The parent class Match
performs the checks that all classes need to perform
(in this case,
that the objects being compared have the same
concrete class).
If the child class needs to do any more checking
(for example, that the characters in two Lit
objects are the same)
it calls up to the parent method first,
then adds its own tests.
They’re Just Methods
Operator overloading
relies on the fact that when Python sees a == b
it calls a.__eq__(b)
.
Similarly,
a + b
is “just” a call to a.__add__(b)
,
so if we create methods with the right names,
we can manipulate objects using familiar operations.
Summary
Figure 5.3 summarizes the key ideas in this chapter. Once again, while it’s useful to understand how parsers work, please don’t create new data formats that need new parsers if you can possibly avoid it.
Exercises
Escape Characters
Modify the parser to handle escape characters,
so that (for example) \*
is interpreted as a literal ‘*’ character
and \\
is interpreted as a literal backslash.
Character Sets
Modify the parser so that expressions like [xyz]
are interpreted to mean
“match any one of those three characters”.
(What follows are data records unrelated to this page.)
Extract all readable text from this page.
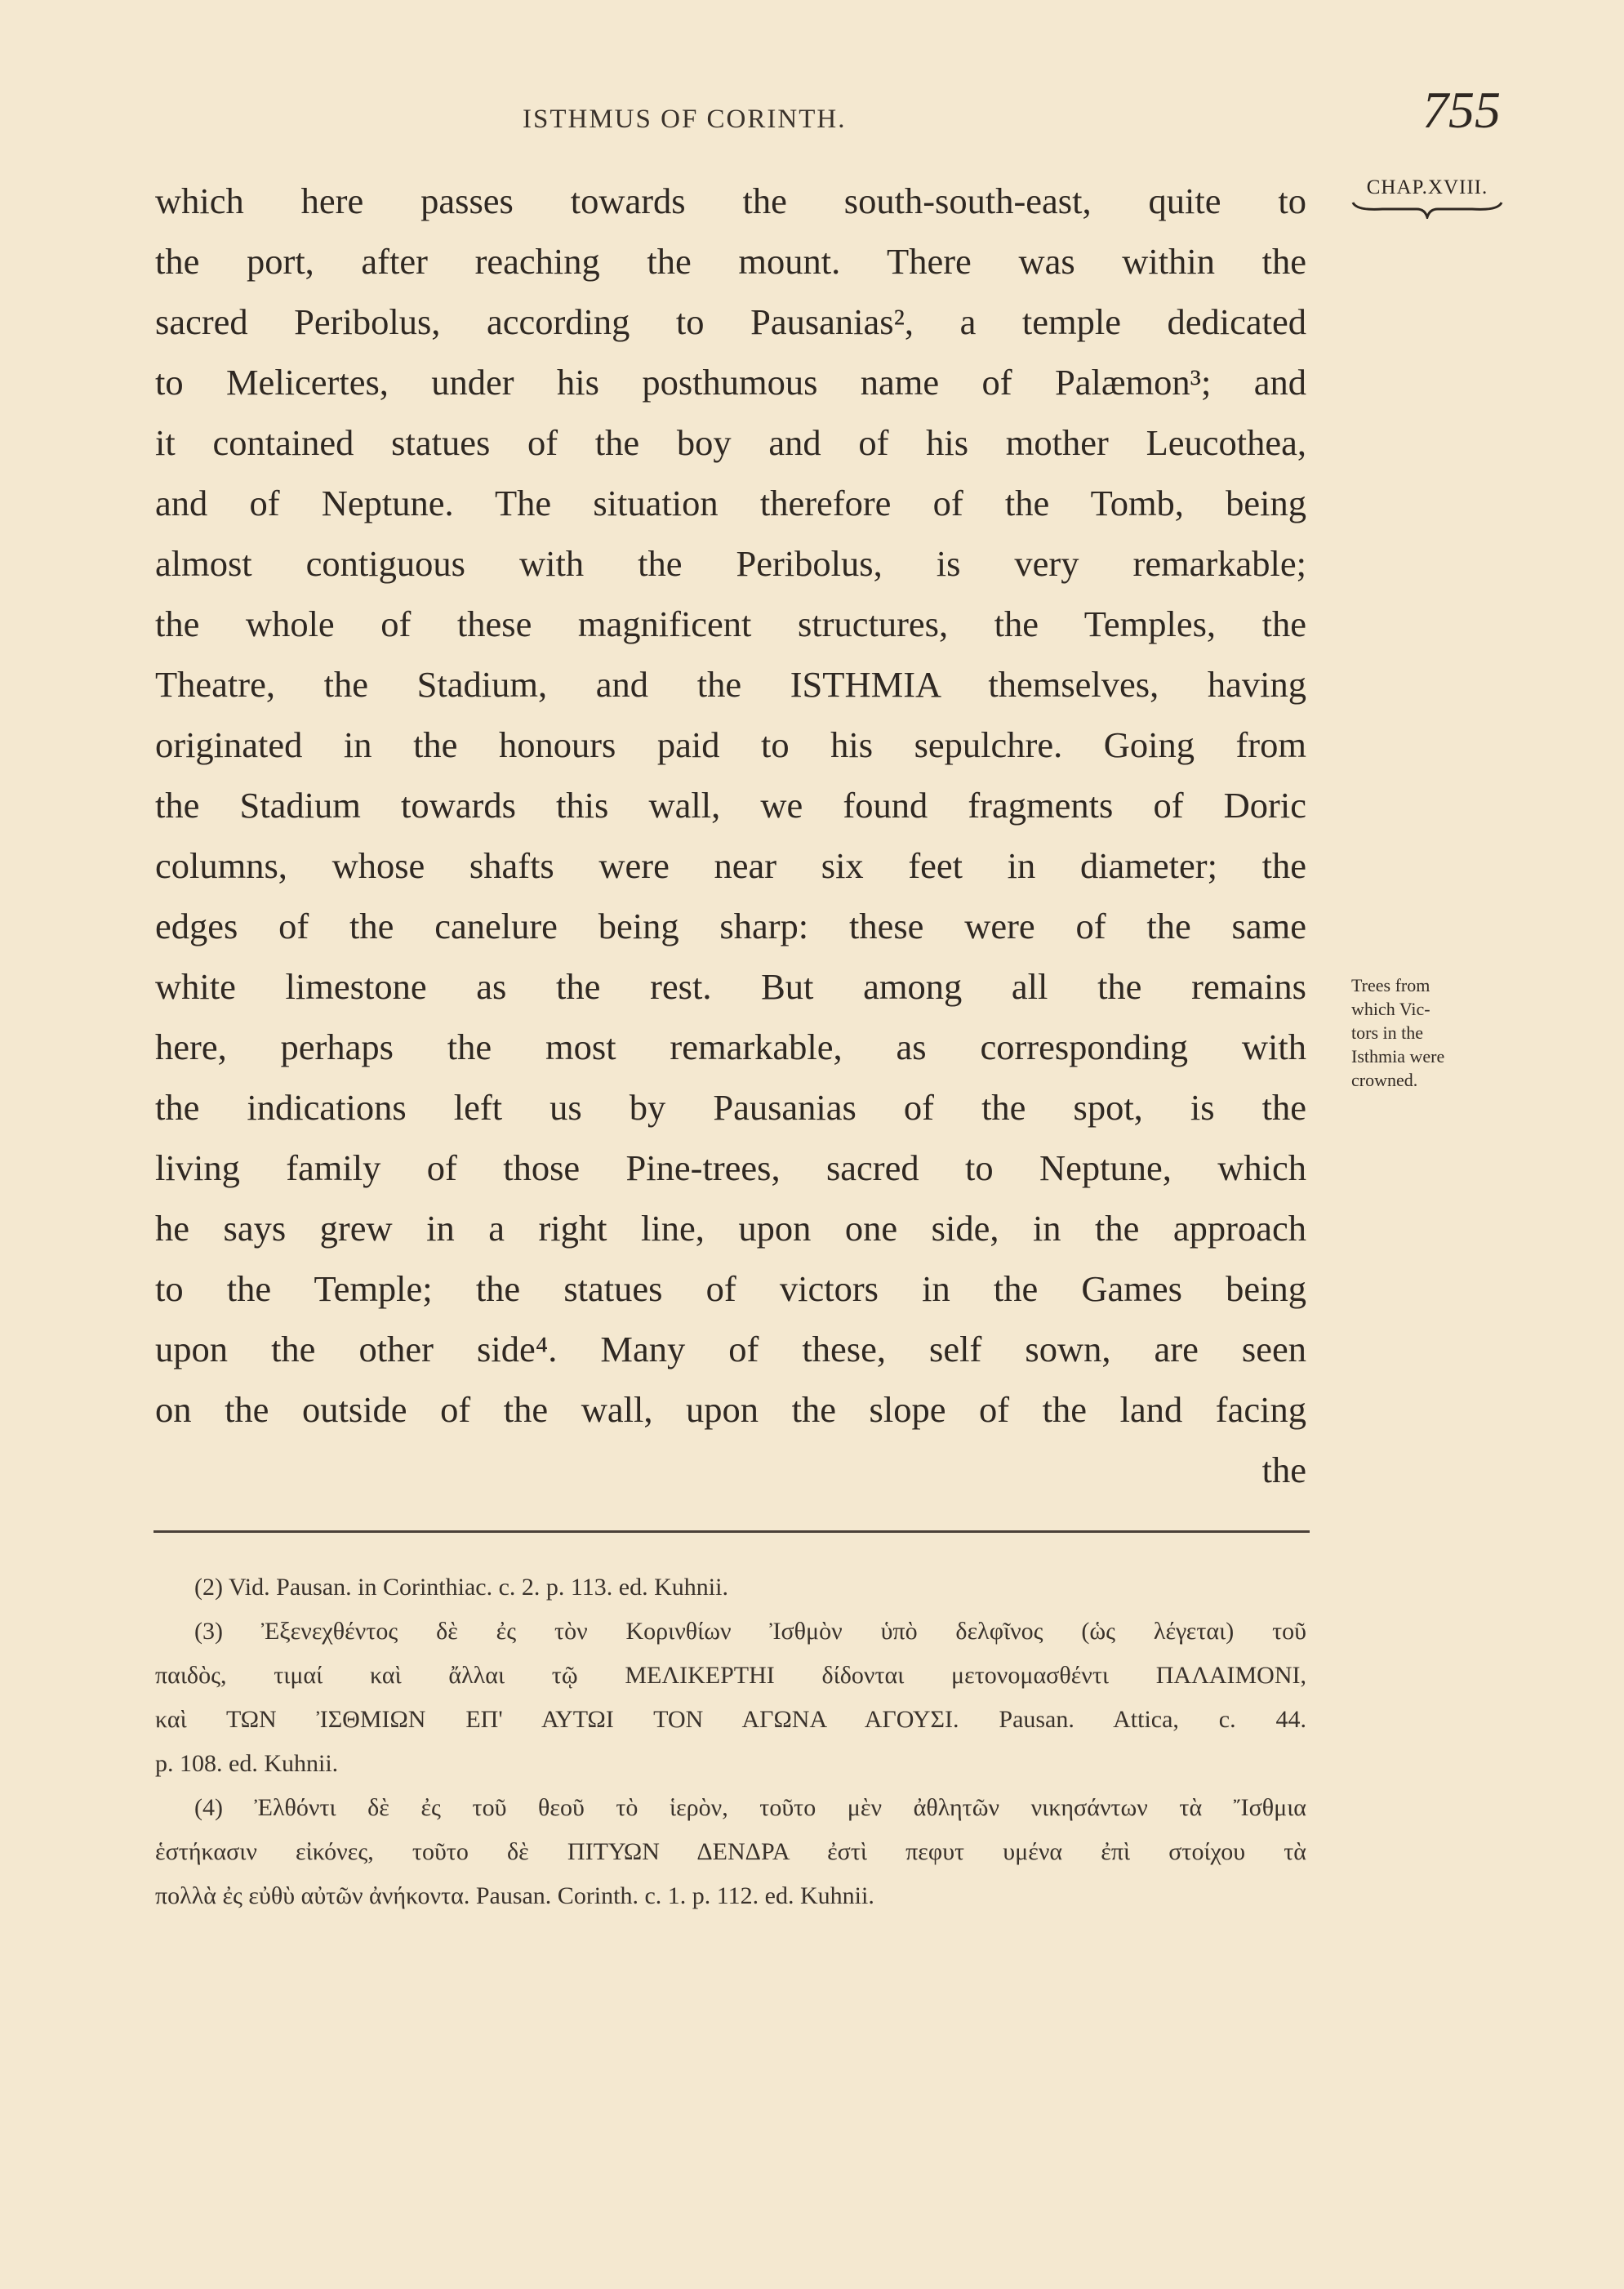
ISTHMUS OF CORINTH.	755
CHAP.XVIII.
which here passes towards the south-south-east, quite to
the port, after reaching the mount. There was within the
sacred Peribolus, according to Pausanias², a temple dedicated
to Melicertes, under his posthumous name of Palæmon³; and
it contained statues of the boy and of his mother Leucothea,
and of Neptune. The situation therefore of the Tomb, being
almost contiguous with the Peribolus, is very remarkable;
the whole of these magnificent structures, the Temples, the
Theatre, the Stadium, and the ISTHMIA themselves, having
originated in the honours paid to his sepulchre. Going from
the Stadium towards this wall, we found fragments of Doric
columns, whose shafts were near six feet in diameter; the
edges of the canelure being sharp: these were of the same
white limestone as the rest. But among all the remains
here, perhaps the most remarkable, as corresponding with
the indications left us by Pausanias of the spot, is the
living family of those Pine-trees, sacred to Neptune, which
he says grew in a right line, upon one side, in the approach
to the Temple; the statues of victors in the Games being
upon the other side⁴. Many of these, self sown, are seen
on the outside of the wall, upon the slope of the land facing
the
Trees from
which Vic-
tors in the
Isthmia were
crowned.
(2) Vid. Pausan. in Corinthiac. c. 2. p. 113. ed. Kuhnii.
(3) Ἐξενεχθέντος δὲ ἐς τὸν Κορινθίων Ἰσθμὸν ὑπὸ δελφῖνος (ὡς λέγεται) τοῦ
παιδὸς, τιμαί καὶ ἄλλαι τῷ ΜΕΛΙΚΕΡΤΗΙ δίδονται μετονομασθέντι ΠΑΛΑΙΜΟΝΙ,
καὶ ΤΩΝ ἸΣΘΜΙΩΝ ΕΠ' ΑΥΤΩΙ ΤΟΝ ΑΓΩΝΑ ΑΓΟΥΣΙ. Pausan. Attica, c. 44.
p. 108. ed. Kuhnii.
(4) Ἐλθόντι δὲ ἐς τοῦ θεοῦ τὸ ἱερὸν, τοῦτο μὲν ἀθλητῶν νικησάντων τὰ Ἴσθμια
ἑστήκασιν εἰκόνες, τοῦτο δὲ ΠΙΤΥΩΝ ΔΕΝΔΡΑ ἐστὶ πεφυτ υμένα ἐπὶ στοίχου τὰ
πολλὰ ἐς εὐθὺ αὐτῶν ἀνήκοντα. Pausan. Corinth. c. 1. p. 112. ed. Kuhnii.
(Note that this is a shorthand for {x,y,z}
.)
Negation
Modify the parser so that [!abc]
is interpreted as
“match anything except one of those three characters”.
Nested Lists
Write a function that accepts a string representing nested lists containing numbers
and returns the actual list.
For example, the input [1, [2, [3, 4], 5]]
should produce the corresponding Python list.
Simple Arithmetic
Write a function that accepts a string consisting of numbers
and the basic arithmetic operations +
, -
, *
, and /
,
and produces a nested structure showing the operations
in the correct order.
For example,
1 + 2 * 3
should produce
["+", 1, ["*", 2, 3]]
.